A sra. Daniels confirmou isso balançando a cabeça solenemente, sem dizer nada.

  • Quando voltei a pé para o hotel, eu estava a ponto de... de vomitar. Tive medo de não conseguir chegar a tempo ao meu quarto.
  • Quando o senhor viu a mulher? - perguntou Steffi, querendo que ele fosse direto ao ponto.
  • Quando cheguei ao nosso quarto.
  • Que ficava no quinto andar – verificou Smilow.
  • Cinco, zero, seis – disse Daniels. - Notei outra pessoa no fim do corredor e olhei para ela. A mulher estava parada na frente de uma outra porta.
  • Fazendo o quê? - perguntou Smilow.
  • Não estava fazendo nada. Só olhando para a porta, como se tivesse batido e esperasse alguém abri-la.
  • A que distância ela estava do senhor?
  • Humm, não muito longe. Mas longe. Nem prestei muita atenção. Sabe como é quando a gente olha nos olhos de uma pessoa estranha e só tem vocês dois no lugar? Foi assim. Você não quer parecer muito anti-social, nem amigável demais. Hoje em dia a gente tem de tomar cuidado com as pessoas.
  • O senhor falou com ela?
  • Não, não, nada disso. Só olhei na direção dela. A verdade é que eu não pensava em nada além de chegar ao banheiro.
  • Mas deu uma boa olhada nela?
  • Não tão boa.
  • Suficientemente boa para determinar a idade dela?
  • Ela não era velha. Mas também não era nenhuma menina. Mais ou menos a sua idade – disse ele para Steffi.
  • De alguma outra raça?
  • Não.
  • Alta, baixa?

Daniels franziu a testa e passou a mão na barriga.

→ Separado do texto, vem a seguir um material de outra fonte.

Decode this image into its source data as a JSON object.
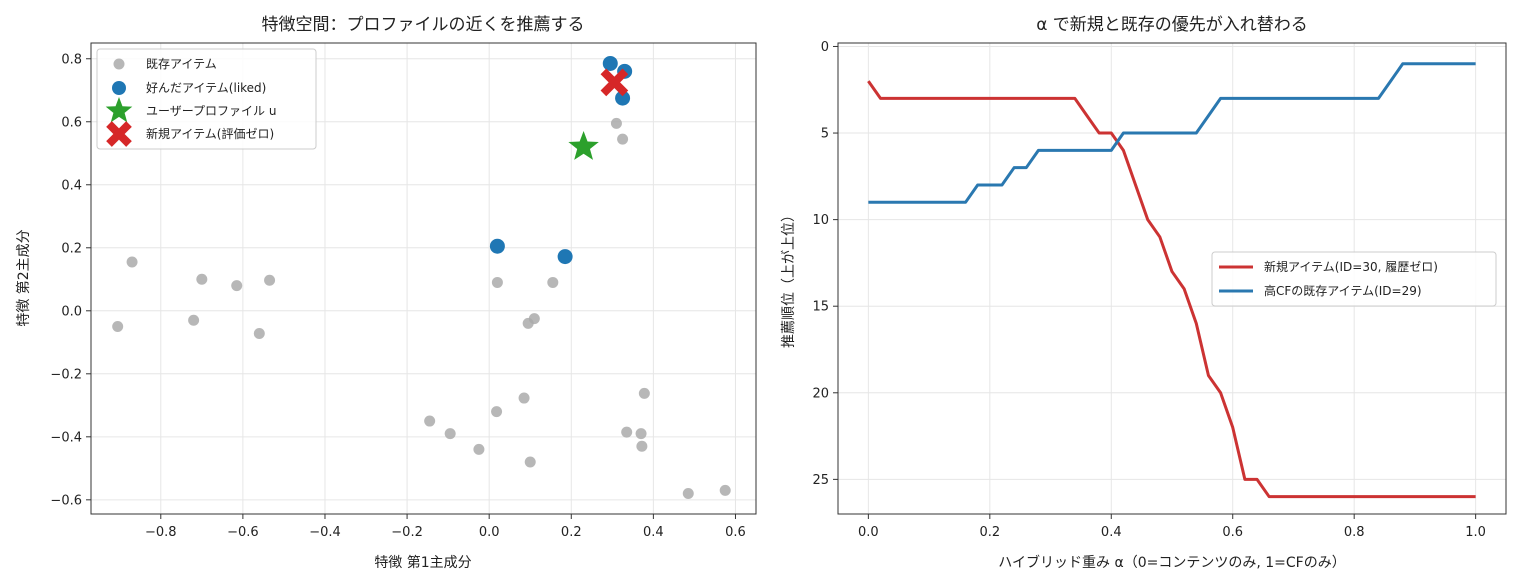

  • Meu bem? - disse a mulher dele, pegando uma bacia, aflita, e pondo-a embaixo do queixo dele.

Ele empurrou a bacia.

  • Só uma dorzinha.
  • Quer um pouco de Sprite?
  • Um gole. - A sra. Daniels pôs a xícara coberta perto dos lábios dele e ele sugou através de um canudo com uma dobra. Quando terminou, ele olhou para Smilow de novo. - O que o senhor perguntou... ah, a altura dela? - ele balançou a cabeça. - Não notei. Não era nenhum extremo. Acho que ficava na média.
  • Cor do cabelo? Ela era loura? - perguntou Steffi.
  • Não muito.
  • Não muito? - repetiu Smilow.
  • Não era muito loura. Não achei que fosse do tipo Marilyn Monroe, entende? Mas o cabelo também não era escuro. Assim, médio.
  • Sr. Daniels, pode nos dar uma descrição física geral?
  • Quer dizer, se ela era... como, gorda?
  • Ela era? -Não.
  • Magra?
  • É. Mais para magra. Bem, meio magra, acho que se pode dizer. Sabe, eu realmente não prestei muita atenção nela. Só estava tentando evitar provocar um acidente horrível ali no corredor.
  • Acho que isso é tudo que ele pode dizer – disse a sra. Daniels para os dois. - Se quiserem perguntar mais alguma coisa, podem voltar amanhã.
  • Uma última pergunta, por favor – disse Smilow. - O senhor viu essa mulher entrar no quarto do sr. Pettijohn?
  • Não. Destranquei a minha porta com aquela chave que parece um cartão de crédito o mais rápido possível, e entrei – ele esfregou a barba por fazer no queixo. -Aliás, nem sei se era ou não o quarto onde o cara foi morto. Podia ser qualquer quarto daquele corredor.
  • Era a suíte de cobertura. A porta fica mais para dentro – disse Steffi. - É diferente dos outros. Se apontássemos a suíte do sr. Pettijohn para o senhor, poderia determinar se foi diante daquela porta que o senhor viu a mulher parada?
  • Duvido muito. Como já disse antes, só dei uma olhada rápida para aquele lado do corredor. Registrei que havia uma mulher parada diante de uma porta, esperando alguém abri-la. Apenas isso.
  • O senhor tem certeza de que ela não estava saindo, se afastando do quarto?
  • Não, não tenho certeza – Daniels estava começando a parecer irritado. - Mas foi essa a impressão que tive. Não havia nada estranho nela ou na situação. Sinceramente, se vocês não perguntassem eu nunca mais pensaria nela. Vocês perguntaram se vi alguém no corredor aquela tarde, e foi ela que vi.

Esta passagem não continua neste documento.